### Getting started with SystemML

Exercise objectives:
- Load the SystemML library
- Run basic SystemML code

Load the SystemML.jar from the sparktc.ibmcloud site


In [1]:
%AddJar https://sparktc.ibmcloud.com/repo/latest/SystemML.jar

Starting download from https://sparktc.ibmcloud.com/repo/latest/SystemML.jar
Finished download of SystemML.jar


Import the MLContext from the SystemML API. MLContext is where you will be able to interact with SystemML. Lesson 2 will explain MLContext in more details. For now, you will just import and use the API from it.

In [2]:
import org.apache.sysml.api.MLContext

Import the SQLContext to use some of its capabilites. This SQLContext library comes from the Apache Spark library.

In [3]:
import org.apache.spark.sql.SQLContext

Now, create the SQLContext from the SparkContext, which is initilized by default for you in this notebook environment as the variable `sc`. Pass the `sc` variable into the SQLContext constructor to create the `sqlCtx` variable.

In [4]:
val sqlCtx = new SQLContext(sc)

Now do the same and create the MLContext variable from the SparkContext

In [5]:
val ml = new MLContext(sc)

Now is where we start to get into the SystemML work. Let's create a variable called dml. In the machine learning space, dml is an acronym for Declarative Machine Learning. DMLs will be covered in greater detail in a future lesson, but the idea is that the DML scripts stores all the actual code for the algorithms in a script. You can then use SystemML to run DML scripts, which is what we're going to do here.

In [6]:
val dml = """
X = rand(rows=100, cols=10)
sumX = sum(X)
outMatrix = matrix(sumX, rows=1, cols=1)
write(outMatrix, " ", format="csv")
"""

So there's really no magic here. The first line creates a matrix of random values with 100 rows and 10 columns. The second line add up all columns of X. The third line convert that sum result into a matrix itself of 1 row and 1 column. Finally, write that out to a csv file.
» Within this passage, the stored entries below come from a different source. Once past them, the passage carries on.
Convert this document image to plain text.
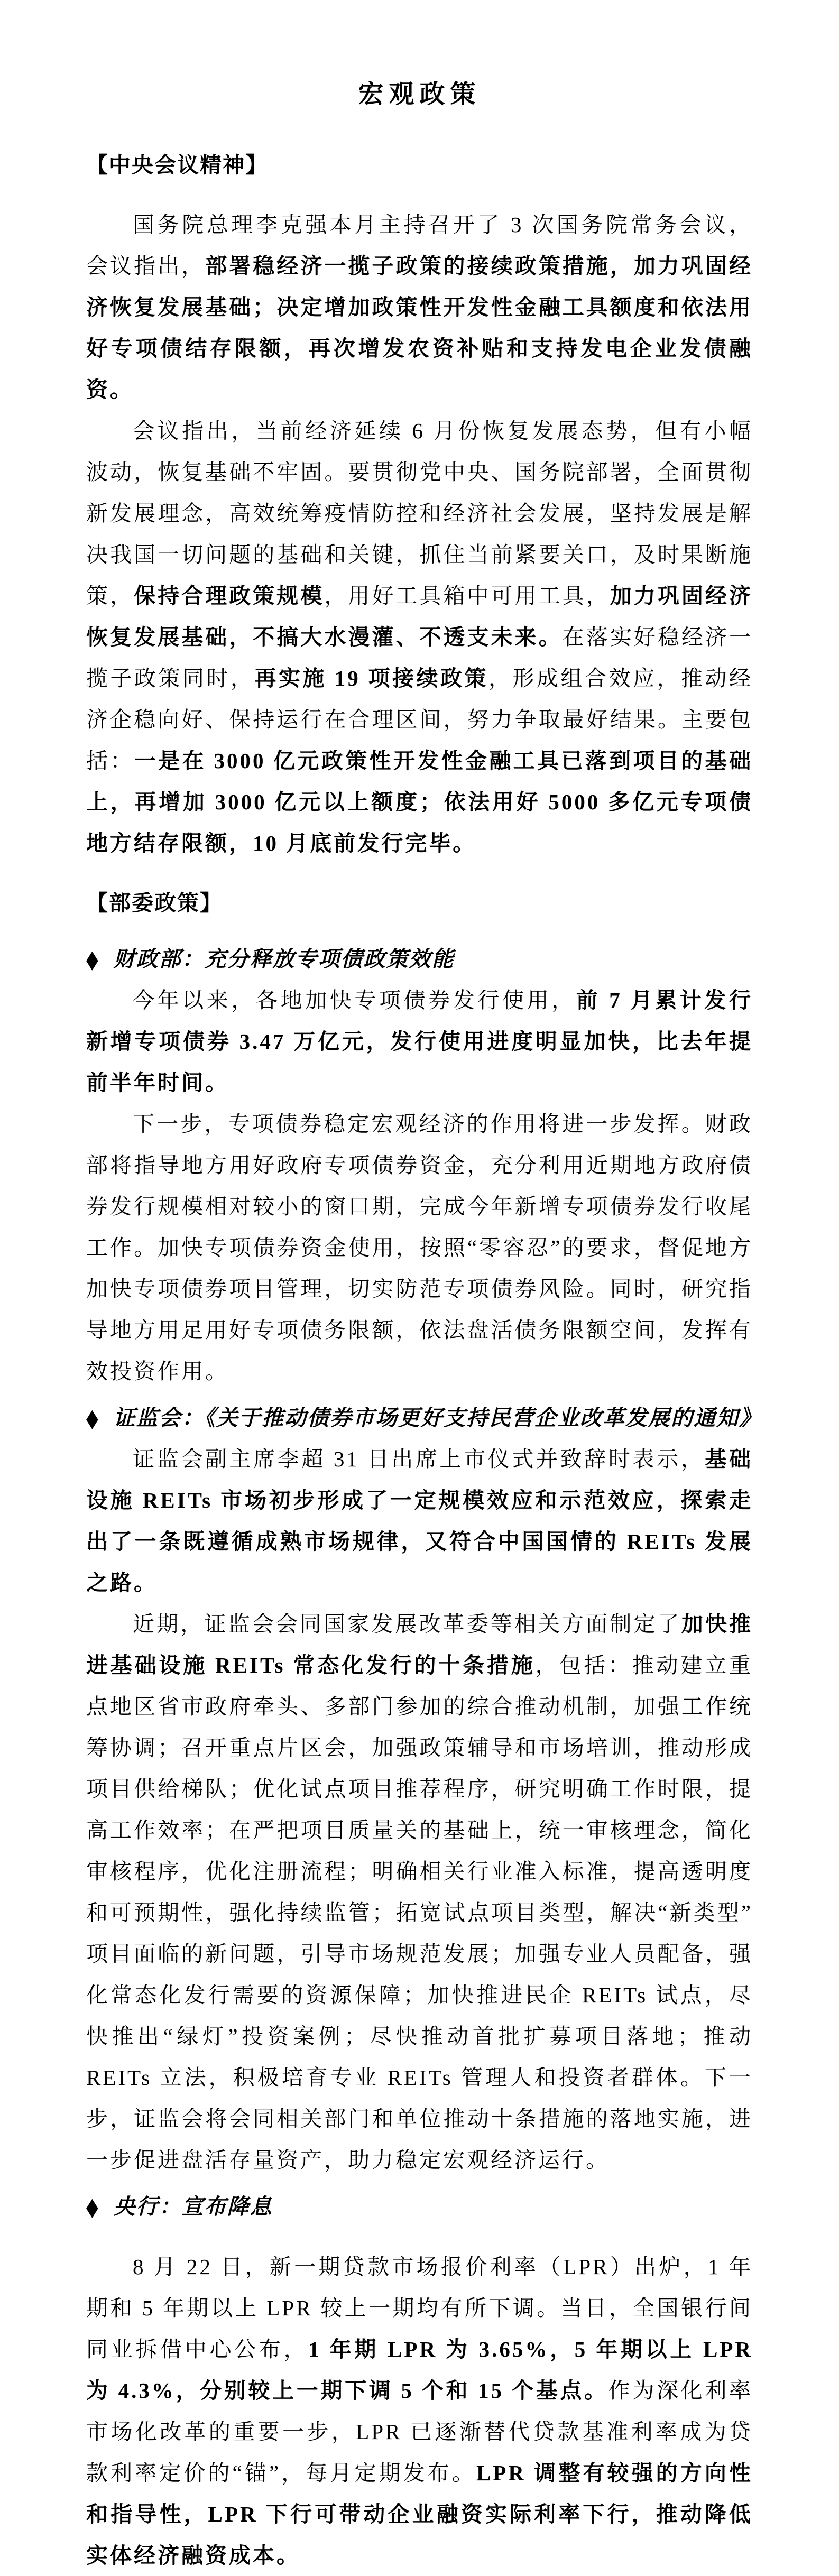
宏观政策
【中央会议精神】

国务院总理李克强本月主持召开了 3 次国务院常务会议，会议指出，部署稳经济一揽子政策的接续政策措施，加力巩固经济恢复发展基础；决定增加政策性开发性金融工具额度和依法用好专项债结存限额，再次增发农资补贴和支持发电企业发债融资。

会议指出，当前经济延续 6 月份恢复发展态势，但有小幅波动，恢复基础不牢固。要贯彻党中央、国务院部署，全面贯彻新发展理念，高效统筹疫情防控和经济社会发展，坚持发展是解决我国一切问题的基础和关键，抓住当前紧要关口，及时果断施策，保持合理政策规模，用好工具箱中可用工具，加力巩固经济恢复发展基础，不搞大水漫灌、不透支未来。在落实好稳经济一揽子政策同时，再实施 19 项接续政策，形成组合效应，推动经济企稳向好、保持运行在合理区间，努力争取最好结果。主要包括：一是在 3000 亿元政策性开发性金融工具已落到项目的基础上，再增加 3000 亿元以上额度；依法用好 5000 多亿元专项债地方结存限额，10 月底前发行完毕。

【部委政策】
◆ 财政部：充分释放专项债政策效能

今年以来，各地加快专项债券发行使用，前 7 月累计发行新增专项债券 3.47 万亿元，发行使用进度明显加快，比去年提前半年时间。

下一步，专项债券稳定宏观经济的作用将进一步发挥。财政部将指导地方用好政府专项债券资金，充分利用近期地方政府债券发行规模相对较小的窗口期，完成今年新增专项债券发行收尾工作。加快专项债券资金使用，按照“零容忍”的要求，督促地方加快专项债券项目管理，切实防范专项债券风险。同时，研究指导地方用足用好专项债务限额，依法盘活债务限额空间，发挥有效投资作用。

◆ 证监会：《关于推动债券市场更好支持民营企业改革发展的通知》

证监会副主席李超 31 日出席上市仪式并致辞时表示，基础设施 REITs 市场初步形成了一定规模效应和示范效应，探索走出了一条既遵循成熟市场规律，又符合中国国情的 REITs 发展之路。

近期，证监会会同国家发展改革委等相关方面制定了加快推进基础设施 REITs 常态化发行的十条措施，包括：推动建立重点地区省市政府牵头、多部门参加的综合推动机制，加强工作统筹协调；召开重点片区会，加强政策辅导和市场培训，推动形成项目供给梯队；优化试点项目推荐程序，研究明确工作时限，提高工作效率；在严把项目质量关的基础上，统一审核理念，简化审核程序，优化注册流程；明确相关行业准入标准，提高透明度和可预期性，强化持续监管；拓宽试点项目类型，解决“新类型”项目面临的新问题，引导市场规范发展；加强专业人员配备，强化常态化发行需要的资源保障；加快推进民企 REITs 试点，尽快推出“绿灯”投资案例；尽快推动首批扩募项目落地；推动 REITs 立法，积极培育专业 REITs 管理人和投资者群体。下一步，证监会将会同相关部门和单位推动十条措施的落地实施，进一步促进盘活存量资产，助力稳定宏观经济运行。

◆ 央行：宣布降息

8 月 22 日，新一期贷款市场报价利率（LPR）出炉，1 年期和 5 年期以上 LPR 较上一期均有所下调。当日，全国银行间同业拆借中心公布，1 年期 LPR 为 3.65%，5 年期以上 LPR 为 4.3%，分别较上一期下调 5 个和 15 个基点。作为深化利率市场化改革的重要一步，LPR 已逐渐替代贷款基准利率成为贷款利率定价的“锚”，每月定期发布。LPR 调整有较强的方向性和指导性，LPR 下行可带动企业融资实际利率下行，推动降低实体经济融资成本。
Register the output variable.

In [7]:
ml.reset()
ml.registerOutput("outMatrix")

Execute the script

In [8]:
val out = ml.executeScript(dml)

Get the outputMatrix

In [9]:
val outMatrix = out.getDF(sqlCtx, "outMatrix")

Print the matrix

In [10]:
outMatrix.show

+-------+-----------------+
|__INDEX|               C1|
+-------+-----------------+
|    1.0|515.3344684572643|
+-------+-----------------+



So this just basically tells us that the sum of this randomly generated matrix is the value in the C1 column. 

This concludes this exercise. You were able to load and run with some basic SystemML libraries. In later exercises, you'll see more around this.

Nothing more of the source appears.